La clé de la réussite de ces câbles sous-marins, existants ou en projet, réside dans la qualité et le positionnement stratégique de leurs emplacements d’atterrage sur notre globe : choisir les bons data centers de colocation ou stations d’atterrage de câble au bon endroit. Là où les câbles sous-marins atterrissent, les équipements de terminaison des lignes sous-marines (SLTE) s’interconnectent avec les réseaux terrestres.

Marseille, 9ème hub Internet mondial

Marseille est aujourd’hui reconnu par Telegeography, un organisme d’études reconnu dans les Télécommunications, comme le 9ème hub Internet mondial, situé juste après New York et devant Hong Kong. C’est également le centre d'interconnexion qui connaît la plus forte croissance en Europe. Son emplacement stratégique au cœur de la Méditerranée fait de la ville une véritable porte d’accès numérique entre l'Europe, l'Afrique, le Moyen-Orient et l'Asie. 14 câbles sous-marins y atterrissent, 160 opérateurs de télécommunications internationaux et nationaux, 6 points d’échange Internet et 14 plates-formes et réseaux de distribution de contenu y sont hébergés. Des milliers d’interconnexions physiques sont abritées dans certains data centers clés de la cité phocéenne pour permettre d’alimenter les quelques 4,5 milliards d’utilisateurs mobiles accessibles depuis Marseille grâce aux câbles de télécommunication.

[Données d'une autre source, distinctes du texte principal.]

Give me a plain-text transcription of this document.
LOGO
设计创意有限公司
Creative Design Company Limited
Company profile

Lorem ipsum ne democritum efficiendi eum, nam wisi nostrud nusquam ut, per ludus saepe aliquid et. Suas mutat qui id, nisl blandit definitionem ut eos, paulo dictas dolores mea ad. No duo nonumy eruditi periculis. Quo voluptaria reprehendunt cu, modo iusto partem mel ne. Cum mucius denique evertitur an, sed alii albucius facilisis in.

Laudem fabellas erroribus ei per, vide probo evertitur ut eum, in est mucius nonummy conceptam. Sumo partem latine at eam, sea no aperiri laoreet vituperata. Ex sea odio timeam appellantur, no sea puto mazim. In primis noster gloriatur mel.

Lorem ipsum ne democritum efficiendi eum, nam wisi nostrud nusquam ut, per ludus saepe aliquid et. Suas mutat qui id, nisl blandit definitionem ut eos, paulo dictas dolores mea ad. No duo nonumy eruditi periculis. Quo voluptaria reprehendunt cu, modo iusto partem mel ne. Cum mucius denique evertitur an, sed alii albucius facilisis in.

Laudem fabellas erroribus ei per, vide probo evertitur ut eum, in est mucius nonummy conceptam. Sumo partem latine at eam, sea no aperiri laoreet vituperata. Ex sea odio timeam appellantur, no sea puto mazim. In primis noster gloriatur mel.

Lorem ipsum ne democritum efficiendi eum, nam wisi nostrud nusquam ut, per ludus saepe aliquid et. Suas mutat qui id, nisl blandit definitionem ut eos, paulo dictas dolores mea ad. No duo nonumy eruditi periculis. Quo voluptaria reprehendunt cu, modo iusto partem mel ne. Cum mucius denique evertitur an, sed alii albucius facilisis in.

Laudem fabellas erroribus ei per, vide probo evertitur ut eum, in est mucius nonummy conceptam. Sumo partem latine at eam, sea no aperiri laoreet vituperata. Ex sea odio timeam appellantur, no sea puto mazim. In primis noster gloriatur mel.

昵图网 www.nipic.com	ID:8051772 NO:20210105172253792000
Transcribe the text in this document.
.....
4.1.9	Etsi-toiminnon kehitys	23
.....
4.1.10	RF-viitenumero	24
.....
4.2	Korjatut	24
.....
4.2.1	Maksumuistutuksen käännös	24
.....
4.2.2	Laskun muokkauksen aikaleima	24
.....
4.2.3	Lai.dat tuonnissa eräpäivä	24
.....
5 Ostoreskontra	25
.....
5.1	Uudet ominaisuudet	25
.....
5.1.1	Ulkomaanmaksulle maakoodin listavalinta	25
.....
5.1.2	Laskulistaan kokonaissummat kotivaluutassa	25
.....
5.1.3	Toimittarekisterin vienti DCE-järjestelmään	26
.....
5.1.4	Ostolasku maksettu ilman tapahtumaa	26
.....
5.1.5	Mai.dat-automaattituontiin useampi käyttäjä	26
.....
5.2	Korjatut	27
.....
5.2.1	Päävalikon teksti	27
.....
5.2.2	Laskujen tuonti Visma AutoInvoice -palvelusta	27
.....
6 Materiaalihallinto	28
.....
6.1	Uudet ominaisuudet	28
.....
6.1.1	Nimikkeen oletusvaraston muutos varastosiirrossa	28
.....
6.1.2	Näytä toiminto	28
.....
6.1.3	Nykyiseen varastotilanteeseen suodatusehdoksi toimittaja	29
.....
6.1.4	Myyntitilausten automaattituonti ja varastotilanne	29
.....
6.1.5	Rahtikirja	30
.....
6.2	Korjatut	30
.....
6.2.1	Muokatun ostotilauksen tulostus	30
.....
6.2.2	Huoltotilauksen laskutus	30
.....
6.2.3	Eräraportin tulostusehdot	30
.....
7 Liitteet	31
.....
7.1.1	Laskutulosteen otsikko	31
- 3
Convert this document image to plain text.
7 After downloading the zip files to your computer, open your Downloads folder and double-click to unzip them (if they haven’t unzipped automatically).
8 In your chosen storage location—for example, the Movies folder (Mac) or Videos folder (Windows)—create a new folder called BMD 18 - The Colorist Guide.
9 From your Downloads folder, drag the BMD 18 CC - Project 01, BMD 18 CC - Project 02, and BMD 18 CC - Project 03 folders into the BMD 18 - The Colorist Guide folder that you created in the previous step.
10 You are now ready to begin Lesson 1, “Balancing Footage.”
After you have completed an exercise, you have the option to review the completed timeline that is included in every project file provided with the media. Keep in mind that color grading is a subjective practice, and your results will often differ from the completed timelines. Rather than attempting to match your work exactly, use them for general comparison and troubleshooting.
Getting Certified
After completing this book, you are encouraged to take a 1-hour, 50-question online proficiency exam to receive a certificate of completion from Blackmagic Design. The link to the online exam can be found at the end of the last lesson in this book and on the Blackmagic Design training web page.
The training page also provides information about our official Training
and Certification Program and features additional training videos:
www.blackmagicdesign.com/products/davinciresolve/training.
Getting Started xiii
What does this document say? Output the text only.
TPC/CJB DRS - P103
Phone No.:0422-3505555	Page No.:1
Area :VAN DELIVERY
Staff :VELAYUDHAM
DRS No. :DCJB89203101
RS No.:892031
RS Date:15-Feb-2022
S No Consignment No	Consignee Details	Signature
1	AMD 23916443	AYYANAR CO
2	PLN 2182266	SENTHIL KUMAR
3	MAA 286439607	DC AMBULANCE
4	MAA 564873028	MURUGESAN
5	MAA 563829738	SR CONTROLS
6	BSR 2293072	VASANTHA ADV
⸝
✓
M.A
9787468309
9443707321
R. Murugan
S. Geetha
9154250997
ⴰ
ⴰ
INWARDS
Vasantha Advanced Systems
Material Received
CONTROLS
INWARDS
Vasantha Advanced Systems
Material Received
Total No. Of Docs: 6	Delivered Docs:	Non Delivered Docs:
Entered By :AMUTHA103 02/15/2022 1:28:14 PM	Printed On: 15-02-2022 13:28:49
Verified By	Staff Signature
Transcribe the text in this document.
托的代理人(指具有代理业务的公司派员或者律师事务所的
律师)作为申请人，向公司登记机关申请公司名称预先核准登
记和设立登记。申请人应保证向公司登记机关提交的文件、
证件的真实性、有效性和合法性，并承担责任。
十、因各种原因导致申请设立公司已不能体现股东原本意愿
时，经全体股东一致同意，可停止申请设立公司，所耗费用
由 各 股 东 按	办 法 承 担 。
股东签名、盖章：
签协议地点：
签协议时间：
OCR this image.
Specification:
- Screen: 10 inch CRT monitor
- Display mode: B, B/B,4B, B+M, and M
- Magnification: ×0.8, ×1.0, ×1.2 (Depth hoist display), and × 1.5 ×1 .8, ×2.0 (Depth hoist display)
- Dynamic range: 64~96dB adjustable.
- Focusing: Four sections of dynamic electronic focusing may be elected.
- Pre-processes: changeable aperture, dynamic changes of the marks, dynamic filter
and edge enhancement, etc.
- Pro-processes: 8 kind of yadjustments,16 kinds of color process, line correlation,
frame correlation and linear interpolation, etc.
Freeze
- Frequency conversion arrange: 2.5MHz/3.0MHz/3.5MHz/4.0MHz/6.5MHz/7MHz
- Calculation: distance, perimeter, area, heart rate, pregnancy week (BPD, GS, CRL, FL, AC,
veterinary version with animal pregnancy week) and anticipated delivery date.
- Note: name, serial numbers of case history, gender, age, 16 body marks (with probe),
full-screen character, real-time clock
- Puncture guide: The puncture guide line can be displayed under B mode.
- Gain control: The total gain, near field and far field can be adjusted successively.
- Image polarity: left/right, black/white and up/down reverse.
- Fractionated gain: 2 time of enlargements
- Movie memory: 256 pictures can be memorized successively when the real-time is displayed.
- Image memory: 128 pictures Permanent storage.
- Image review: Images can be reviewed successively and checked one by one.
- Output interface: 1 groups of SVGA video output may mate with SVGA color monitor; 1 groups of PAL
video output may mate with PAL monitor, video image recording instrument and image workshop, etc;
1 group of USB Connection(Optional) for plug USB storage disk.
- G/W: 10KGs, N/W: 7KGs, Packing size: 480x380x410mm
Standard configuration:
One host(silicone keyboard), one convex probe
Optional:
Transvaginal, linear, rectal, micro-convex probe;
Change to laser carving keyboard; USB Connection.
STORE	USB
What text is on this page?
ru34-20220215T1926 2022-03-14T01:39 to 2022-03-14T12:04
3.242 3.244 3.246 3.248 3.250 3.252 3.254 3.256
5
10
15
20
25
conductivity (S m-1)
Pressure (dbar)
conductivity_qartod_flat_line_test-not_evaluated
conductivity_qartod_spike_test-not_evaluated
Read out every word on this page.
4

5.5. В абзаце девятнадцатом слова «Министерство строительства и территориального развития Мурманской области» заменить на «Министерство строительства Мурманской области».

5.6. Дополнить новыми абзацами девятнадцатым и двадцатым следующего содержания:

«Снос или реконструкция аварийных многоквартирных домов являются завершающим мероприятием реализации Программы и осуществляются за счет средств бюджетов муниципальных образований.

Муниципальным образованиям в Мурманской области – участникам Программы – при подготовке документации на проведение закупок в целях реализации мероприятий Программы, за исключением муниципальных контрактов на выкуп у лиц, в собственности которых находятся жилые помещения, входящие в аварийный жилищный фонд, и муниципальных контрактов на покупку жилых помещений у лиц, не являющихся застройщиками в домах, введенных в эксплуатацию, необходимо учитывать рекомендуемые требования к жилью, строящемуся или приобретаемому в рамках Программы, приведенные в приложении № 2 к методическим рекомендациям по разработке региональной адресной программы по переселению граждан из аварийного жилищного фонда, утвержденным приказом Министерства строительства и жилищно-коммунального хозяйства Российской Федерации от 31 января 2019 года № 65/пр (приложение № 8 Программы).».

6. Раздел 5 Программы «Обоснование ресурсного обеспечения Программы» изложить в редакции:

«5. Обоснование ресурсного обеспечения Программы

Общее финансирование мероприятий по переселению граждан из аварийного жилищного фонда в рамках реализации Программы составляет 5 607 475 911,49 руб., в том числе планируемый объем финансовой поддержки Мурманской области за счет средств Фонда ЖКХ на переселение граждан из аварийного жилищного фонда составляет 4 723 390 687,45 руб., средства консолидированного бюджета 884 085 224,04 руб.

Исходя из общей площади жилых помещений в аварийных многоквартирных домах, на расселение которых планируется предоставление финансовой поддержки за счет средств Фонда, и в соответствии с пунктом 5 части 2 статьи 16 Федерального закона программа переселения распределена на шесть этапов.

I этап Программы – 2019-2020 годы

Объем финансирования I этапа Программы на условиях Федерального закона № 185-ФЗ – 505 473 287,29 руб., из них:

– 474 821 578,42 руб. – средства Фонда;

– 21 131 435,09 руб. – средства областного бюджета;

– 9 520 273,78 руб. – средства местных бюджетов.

Aujourd'hui, avec l'évolution des technologies et des modèles commerciaux des consortiums d’opérateurs de câbles sous-marins, la création de nouveaux hubs côtiers d'interconnexion, tels que Marseille, s’avère de plus en plus difficile.

Marseille, le dernier hub côtier d’interconnexion à avoir émergé ?

Les routes d’échanges numériques d’aujourd’hui portées par les câbles sous-marins sont les héritières des grandes routes commerciales d’hier : il est heureux de constater que celles-ci empruntent exactement les mêmes tracés. Aux carrefours commerciaux qu’étaient Constantinople, Samarkand ou Alexandrie se sont substitués des nœuds d’échanges numériques tels que Francfort, Paris ou Marseille. Les ports sous l’antiquité ou au Moyen-Âge, et les sites d’atterrage des câbles sous-marins, sont les portes d’entrée des marchandises et données échangées. Leurs infrastructures se prolongent vers les communautés de consommateurs : voies romaines ou fluviales, forums et marchés hier ; réseaux Télécom terrestre ou sous-marin et data centers aujourd’hui.

Pour autant, tous les points d’atterrage côtiers n’ont pas pour vocation de devenir des hubs côtiers d’interconnexion.

Ainsi, lorsqu'un câble sous-marin atterrit, ses équipements de terminaison (SLTE) devaient, à l’origine, se situer à proximité de la côte. Aujourd’hui, les innovations technologiques permettent de placer les SLTE à plusieurs centaines de kilomètres du littoral. Si l’on devait faire atterrir un système de câble sous-marin sur la côte atlantique, au Portugal ou en Espagne, il serait désormais possible de positionner son SLTE dans un campus de data center à Madrid. Cette rupture technologique est clé puisqu’elle fournit un accès direct à un hub stratégique hébergeant déjà une communauté dense et mature d’acteurs du numérique auxquels se connecter pour échanger de la donnée, des services et applications. Les opérateurs de câbles sous-marins peuvent donc étendre leurs réseaux jusqu’aux grands centres urbains et les connecter au plus près de centaines de millions de consommateurs. Ces perspectives ouvrent des possibilités d’une croissance considérable pour les hubs d’interconnexion majeurs existants.

Dans ce contexte, les hubs côtiers d’interconnexion existants tirent particulièrement leur épingle du jeu. En effet, ils permettent aux consortiums de câbles sous-marins de trouver en un seul lieu une présence massive de tiers auxquels se connecter, à proximité des utilisateurs, et ce à moindre coût puisqu’ils évitent les dépenses associées aux réseaux terrestres nécessaires pour rejoindre d’autres hubs. 

Il semble donc que Marseille ait émergé au bon moment dans la carte des échanges numériques mondiaux. Avec un écosystème mature d’acteurs du numérique présents en masse et un chiffre en perpétuelle progression du nombre de câbles sous-marins arrivant sur ses côtes, l’avenir de la cité phocéenne est assuré… Il s’agit là très probablement du dernier véritable hub d'interconnexion établi à proximité de la mer en Europe.